I am looking for an algorithmic way to solve the following problem.
Problem
Say we are given a multiple choice test with 100 questions, 4 answers per question (exactly one of those four being correct), each correctly given answer is worth one point, wrong answers are worth zero points. If now we got a database D of lots of answer sheets and their corresponding points, e.g.
D:= { ('ABAA...', 80), ('ABAB...', 80), ('ABAC...', 80), ('ABAD...', 81), ... }
How can we find out which answers are correct?
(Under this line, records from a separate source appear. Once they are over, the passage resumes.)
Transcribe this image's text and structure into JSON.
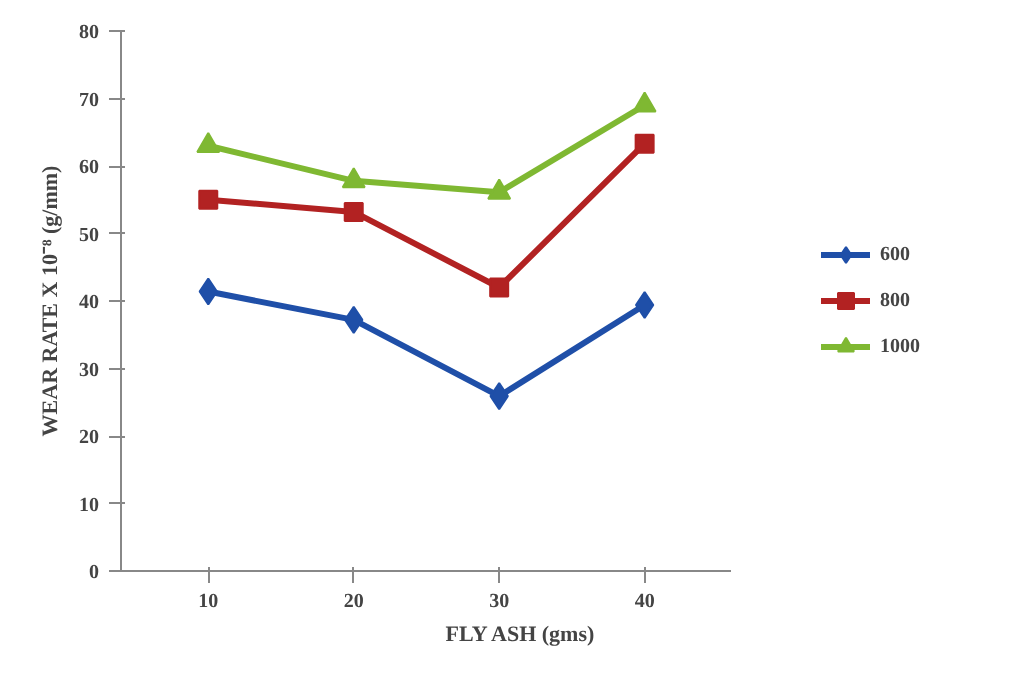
{
  "chart_data": {
    "type": "line",
    "xlabel": "FLY ASH (gms)",
    "ylabel": "WEAR RATE X 10⁻⁸ (g/mm)",
    "categories": [
      "10",
      "20",
      "30",
      "40"
    ],
    "series": [
      {
        "name": "600",
        "color": "#1f4fa8",
        "marker": "diamond",
        "values": [
          41.4,
          37.2,
          25.9,
          39.4
        ]
      },
      {
        "name": "800",
        "color": "#b22222",
        "marker": "square",
        "values": [
          55,
          53.2,
          42,
          63.3
        ]
      },
      {
        "name": "1000",
        "color": "#7fb832",
        "marker": "triangle",
        "values": [
          63,
          57.8,
          56.1,
          69
        ]
      }
    ],
    "ylim": [
      0,
      80
    ],
    "yticks": [
      0,
      10,
      20,
      30,
      40,
      50,
      60,
      70,
      80
    ],
    "legend": "right"
  }
}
I am not looking for something probabilistic, but for answers which are definitely correct.
Some ideas
There are some obvious strategies like:
- look for someone who reached 100 points; you got all your answers
- look for tests, whose answers differ only by one (in the example database given, we can deduce the answer to question 4 is "D")
- look for someone who answered everything wrong, you can rule out those answers
But what information can we get from other combinations of answers?
Viewing the answer sheets as a metric space we get
100 - S(test) = d(test, correct)
for the hamming distance d(.,.), the score S(.) and the correct sheet correct.
Maybe someone could give me a reformulation of the problem, which yields a more obvious implementation. Any contribution is appreciated.
Edit:
Not considering computational complexity, couldn't I achieve something by intersecting the balls $$ \bigcap_i B_{d(t_i,\textrm{correct})}(t_i), $$ with tests $t_i$ and balls $B_d(x) := \{y: d(x,y)\leq d\}$?